If #15.0mL# of glacial acetic acid (pure #HC_2H_3O_2#) is diluted to #1.50L# with water, what is the pH of the resulting solution? The density of glacial acetic acid is #"1.05 g/mL"#

To be able to solve this problem, you need to know the value of acetic acid's acid dissociation constant, #K_a#, which essentially tells you how how many acid molecules will ionize in solution.

The acid dissociation constant for acetic acid is listed as

#K_a = 1.76 * 10^(-5)#

So, the idea is that you dilute a sample of pure acetic acid by a dilution factor of 100. The density of the pure acetic acid will help you determine how many grams of acid you're diluting.
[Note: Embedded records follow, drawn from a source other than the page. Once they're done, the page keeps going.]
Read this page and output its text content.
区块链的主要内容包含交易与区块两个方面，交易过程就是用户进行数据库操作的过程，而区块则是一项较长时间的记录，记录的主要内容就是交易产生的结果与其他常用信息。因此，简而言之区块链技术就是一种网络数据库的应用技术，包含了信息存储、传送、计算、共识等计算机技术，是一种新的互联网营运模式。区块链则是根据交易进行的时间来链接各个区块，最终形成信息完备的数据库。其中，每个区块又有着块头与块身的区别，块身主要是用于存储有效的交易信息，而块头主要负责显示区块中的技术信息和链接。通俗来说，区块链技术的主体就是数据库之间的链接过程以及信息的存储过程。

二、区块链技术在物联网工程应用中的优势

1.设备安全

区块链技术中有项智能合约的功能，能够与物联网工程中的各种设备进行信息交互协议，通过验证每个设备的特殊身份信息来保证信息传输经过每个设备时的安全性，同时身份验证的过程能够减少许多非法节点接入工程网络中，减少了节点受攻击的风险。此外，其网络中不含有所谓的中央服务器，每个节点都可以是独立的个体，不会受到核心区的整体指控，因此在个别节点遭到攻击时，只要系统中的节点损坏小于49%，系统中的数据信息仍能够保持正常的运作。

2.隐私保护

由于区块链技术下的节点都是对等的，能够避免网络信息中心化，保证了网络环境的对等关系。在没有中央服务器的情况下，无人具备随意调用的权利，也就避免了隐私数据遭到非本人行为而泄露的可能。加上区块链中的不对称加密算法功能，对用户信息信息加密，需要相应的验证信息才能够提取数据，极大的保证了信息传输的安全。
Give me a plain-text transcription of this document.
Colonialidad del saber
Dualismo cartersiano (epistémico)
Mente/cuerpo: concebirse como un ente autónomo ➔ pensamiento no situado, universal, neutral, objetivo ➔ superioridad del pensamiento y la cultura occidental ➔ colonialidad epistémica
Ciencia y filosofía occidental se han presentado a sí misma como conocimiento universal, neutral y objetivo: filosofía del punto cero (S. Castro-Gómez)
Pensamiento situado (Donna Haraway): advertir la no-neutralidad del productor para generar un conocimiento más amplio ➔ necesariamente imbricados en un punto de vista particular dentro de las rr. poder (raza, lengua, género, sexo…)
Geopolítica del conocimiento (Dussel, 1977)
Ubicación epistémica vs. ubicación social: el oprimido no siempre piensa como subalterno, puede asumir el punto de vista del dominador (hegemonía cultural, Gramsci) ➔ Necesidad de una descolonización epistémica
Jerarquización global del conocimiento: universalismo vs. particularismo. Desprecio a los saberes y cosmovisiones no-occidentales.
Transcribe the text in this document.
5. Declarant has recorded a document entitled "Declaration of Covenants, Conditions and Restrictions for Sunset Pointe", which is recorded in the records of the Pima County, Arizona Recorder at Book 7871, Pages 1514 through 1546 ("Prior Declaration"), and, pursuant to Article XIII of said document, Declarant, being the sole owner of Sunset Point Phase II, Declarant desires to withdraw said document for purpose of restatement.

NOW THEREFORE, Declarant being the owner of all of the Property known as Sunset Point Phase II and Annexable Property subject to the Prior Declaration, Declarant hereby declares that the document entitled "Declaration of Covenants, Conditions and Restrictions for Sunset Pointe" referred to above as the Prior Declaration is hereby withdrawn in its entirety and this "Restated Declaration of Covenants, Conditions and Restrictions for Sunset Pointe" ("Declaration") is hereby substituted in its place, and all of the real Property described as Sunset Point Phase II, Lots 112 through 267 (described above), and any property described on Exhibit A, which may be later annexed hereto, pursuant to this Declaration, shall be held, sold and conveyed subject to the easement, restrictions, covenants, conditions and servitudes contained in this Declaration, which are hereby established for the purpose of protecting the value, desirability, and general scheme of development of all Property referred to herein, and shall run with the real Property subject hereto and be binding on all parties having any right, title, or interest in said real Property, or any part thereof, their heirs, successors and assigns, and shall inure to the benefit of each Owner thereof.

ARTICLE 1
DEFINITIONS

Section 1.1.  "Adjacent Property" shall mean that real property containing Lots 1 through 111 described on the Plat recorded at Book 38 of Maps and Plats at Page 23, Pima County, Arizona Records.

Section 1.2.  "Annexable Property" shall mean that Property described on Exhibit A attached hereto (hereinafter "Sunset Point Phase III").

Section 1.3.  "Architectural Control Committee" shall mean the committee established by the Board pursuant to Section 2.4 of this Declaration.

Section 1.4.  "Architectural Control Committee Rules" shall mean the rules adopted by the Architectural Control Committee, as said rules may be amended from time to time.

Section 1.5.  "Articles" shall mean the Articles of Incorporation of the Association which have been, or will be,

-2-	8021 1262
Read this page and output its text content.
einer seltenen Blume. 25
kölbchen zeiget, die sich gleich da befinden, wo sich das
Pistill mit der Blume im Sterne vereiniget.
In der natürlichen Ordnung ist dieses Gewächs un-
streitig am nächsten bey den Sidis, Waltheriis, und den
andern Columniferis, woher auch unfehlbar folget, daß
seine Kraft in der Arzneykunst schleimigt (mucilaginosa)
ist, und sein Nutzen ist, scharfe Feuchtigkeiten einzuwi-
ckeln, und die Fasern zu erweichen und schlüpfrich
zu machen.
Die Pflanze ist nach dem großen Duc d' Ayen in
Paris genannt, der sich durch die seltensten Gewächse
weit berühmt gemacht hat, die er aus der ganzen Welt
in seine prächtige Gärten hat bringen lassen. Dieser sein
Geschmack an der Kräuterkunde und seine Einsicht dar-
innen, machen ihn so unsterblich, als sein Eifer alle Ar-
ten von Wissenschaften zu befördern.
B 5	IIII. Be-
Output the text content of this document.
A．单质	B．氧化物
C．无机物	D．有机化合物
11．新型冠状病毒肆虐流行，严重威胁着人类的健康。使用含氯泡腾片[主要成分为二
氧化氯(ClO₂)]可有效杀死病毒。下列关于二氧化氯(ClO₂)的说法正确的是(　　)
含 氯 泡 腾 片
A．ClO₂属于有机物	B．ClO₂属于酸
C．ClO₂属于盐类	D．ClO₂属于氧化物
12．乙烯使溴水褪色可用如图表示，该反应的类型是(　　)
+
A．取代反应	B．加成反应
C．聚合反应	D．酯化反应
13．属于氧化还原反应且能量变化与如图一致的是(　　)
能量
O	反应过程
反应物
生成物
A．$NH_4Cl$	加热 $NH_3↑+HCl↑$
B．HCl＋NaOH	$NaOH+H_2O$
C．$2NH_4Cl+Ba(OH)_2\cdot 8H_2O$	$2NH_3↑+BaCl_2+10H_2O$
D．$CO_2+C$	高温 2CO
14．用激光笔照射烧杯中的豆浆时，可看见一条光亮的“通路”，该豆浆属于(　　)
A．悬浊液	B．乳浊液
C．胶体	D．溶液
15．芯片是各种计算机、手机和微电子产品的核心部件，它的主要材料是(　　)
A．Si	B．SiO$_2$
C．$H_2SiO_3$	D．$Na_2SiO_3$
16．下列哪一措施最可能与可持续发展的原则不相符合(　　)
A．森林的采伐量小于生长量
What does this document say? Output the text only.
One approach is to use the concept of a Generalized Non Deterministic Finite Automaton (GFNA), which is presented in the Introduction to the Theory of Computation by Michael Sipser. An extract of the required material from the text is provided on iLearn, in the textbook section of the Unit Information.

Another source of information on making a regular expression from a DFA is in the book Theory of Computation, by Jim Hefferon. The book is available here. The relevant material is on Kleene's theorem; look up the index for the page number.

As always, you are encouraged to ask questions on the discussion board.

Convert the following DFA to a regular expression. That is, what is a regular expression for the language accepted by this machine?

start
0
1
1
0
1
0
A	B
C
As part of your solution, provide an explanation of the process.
#15.0color(red)(cancel(color(black)("mL"))) * "1.05 g"/(1color(red)(cancel(color(black)("mL")))) = "15.75 g HAc"#

Use the acid's molar mass to see how many moles you'd get in that much mass

#15.75color(red)(cancel(color(black)("g"))) * "1 mole HAc"/(60.05color(red)(cancel(color(black)("g")))) = "0.2623 moles HAc"#

This means that the acetic acid solution has a molarity of

#C = n/V = "0.2623 moles"/("1.50 L") = "0.175 M"#

Next, use an ICE Table to figure out exactly how many hydronium ions you'd get from the acid's dissociation.

#" "CH_3COOH_((aq)) + H_2O_((l)) rightleftharpoons H_3O_((l))^(+) + CH_3COO_((aq))^(-)#
I............0.175............................................0....................0
C............(-x)..............................................(+x)...............(+x)
E..........0.175-x..........................................x...................x

By definition, #K_a# will be

#K_a = ([H_3O^(+)] * [CH_3COO^(-)])/([CH_3COOH])#

#K_a = (x * x)/(0.175 - x) = 1.76 * 10^(-5)#

Because #K_a# is so small, you can approximate 0.175 - x with 0.175 to get

#K_a = x^2/0.175 = 1.76 * 10^(-5)#

#x = sqrt(3.08 * 10^(-6)) = 1.75 * 10^(-3)#

The concentration of the hydronium ions will thus be

#x = [H_3O^(+)] = 1.75 * 10^(-3)"M"#

The pH of the solution will be equal to

#pH_"sol" = -log([H_3O^(+)])#

#pH_"sol" = -log(1.75 * 10^(-3)) = color(green)(2.757)#